A 4H-SiC trench MOSFET structure with wrap N-type pillar for low oxide field and enhanced switching performance

An optimized silicon carbide (SiC) trench metal-oxide-semiconductor field-effect transistor (MOSFET) structure with side-wall p-type pillar (p-pillar) and wrap n-type pillar (n-pillar) in the n-drain was investigated by utilizing Silvaco TCAD simulations. The optimized structure mainly includes a p$+$ buried region, a light n-type current spreading layer (CSL), a p-type pillar region, and a wrapping n-type pillar region at the right and bottom of the p-pillar. The improved structure is named as SNPPT-MOS. The side-wall p-pillar region could better relieve the high electric field around the p$+$ shielding region and the gate oxide in the off-state mode. The wrapping n-pillar region and CSL can also effectively reduce the specific on-resistance ($R_{\rm on,sp}$).
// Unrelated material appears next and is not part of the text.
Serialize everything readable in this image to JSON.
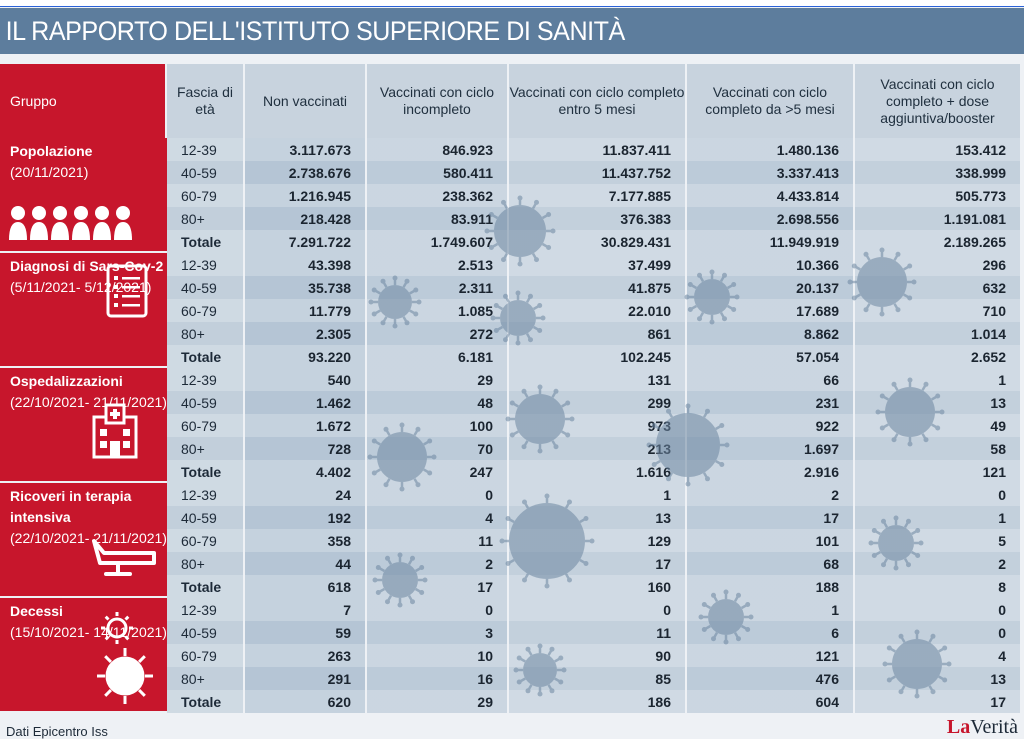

As a result, the SNPPT-MOS structure exhibits that the figure of merit (FoM) related to the breakdown voltage ($V_{\rm BR}$) and $R_{\rm on,sp}$ ($V_{\rm BR}^{2}R_{\rm on,sp}$) of the SNPPT-MOS is improved by 44.5%, in comparison to that of the conventional trench gate SJ MOSFET (full-SJ-MOS). In addition, the SNPPT-MOS structure achieves a much faster-witching speed than the full-SJ-MOS, and the result indicates an appreciable reduction in the switching energy loss.